Ma, al di là di tali questioni, quello che è evidente anche per chi non fosse marxista o cristiano, quello che è certo che dalla povertà non si esce se non con lo sviluppo, dalle prospettive di una vita più breve se non con la presenza di una medicina evoluta, da una situazione di maggiore ignoranza se non con la costituzione di scuole e università.

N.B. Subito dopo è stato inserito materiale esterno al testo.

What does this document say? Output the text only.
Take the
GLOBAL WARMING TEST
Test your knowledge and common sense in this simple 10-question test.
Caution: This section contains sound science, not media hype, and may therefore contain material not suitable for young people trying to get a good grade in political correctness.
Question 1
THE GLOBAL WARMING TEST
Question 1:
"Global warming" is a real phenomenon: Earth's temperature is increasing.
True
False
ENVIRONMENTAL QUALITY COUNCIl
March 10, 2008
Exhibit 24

Questo non toglie che una situazione di sfruttamento possa aggravare - e di molto - le disparità. Ma le disparità, spesso, hanno preceduto lo sfruttamento: la questione mai risolta definitivamente è come si debba conciliare uno sviluppo economico con la conservazione dei costumi originari. Se si pensa allo sviluppo dell’occidente, è evidente che per giungere alla società attuale anche le modalità di vita e le tradizioni culturali delle diverse popolazioni europee hanno dovuto compiere un cammino che le ha sensibilmente modificate.
La grande questione della storia umana è come uscire dalla condizione originaria di povertà, conservando i ricchi valori della tradizione. Si noti bene che ciò che è vero per le culture è vero anche per le singole persone: anche la situazione di nascita di qualsiasi creatura è la debolezza e la povertà, fin dal suo venire alla luce con il bisogno di essere protetti fin da subito, ma è parimenti la condizione degli anziani e dei deboli fra i nati in una famiglia. È anche la condizione di qualsiasi età: sempre debole, sempre povera, sempre attaccabile dalla malattia.
Questo aiuta a capire che, mentre si lotta per una rinnovata giustizia, si tratta anche di accompagnare quel cammino che dalle età primitive muove l’uomo in avanti.
La scoperta della dignità del lavoro, del contributo che l’uomo e la donna apportano con il lavoro fatto non per il solo guadagno, ma come contributo sociale, l’elaborazione di una cultura dello studio e della ricerca scientifica, la maturazione di un’etica dello sviluppo e delle sue condizioni, sono così certamente le questioni decisive. Lo sono sia per le popolazioni più sviluppate che vengono in contato con quelle che lo sono meno, ma anche viceversa: si tratta di uscire da una visione manichea per la quale le cause del ritardo di sviluppo di una nazione siano solo proprie o solo da attribuire a cause esterne, per entrare in gioco con l’elaborazione di un necessario impegno, anche culturale, per il futuro. Disegnare il futuro è tipico dell’uomo che da sempre si spinge più avanti verso la civiltà.
Si potrebbe dire, allora, che ogni “cultura” è tale proprio perché è aperta, perché non difende l’equilibrio già raggiunto, ma desidera progredire, perché si accorge di essere mancante, di essere incompleta. Il cristianesimo, d’altro canto, sa da sempre che ogni realtà è incompleta, finché non giunga a Cristo.
Si tratta, d’altro canto, di accorgersi oggi che diverse nazioni di paesi un tempo detti “in via di sviluppo” sono certamente più progrediti dei paesi del meridione dell’Europa, come l’Italia, la Grecia e la Spagna, e che diverse nazioni dell’Africa o dell’estremo Oriente, vedranno nei decenni a venire un’immigrazione da nazioni europee, tanto le condizioni di lavoro sono lì migliori che nei suddetti paesi europei che a stento si possono oggi riconoscere nel cosiddetto Nord del mondo.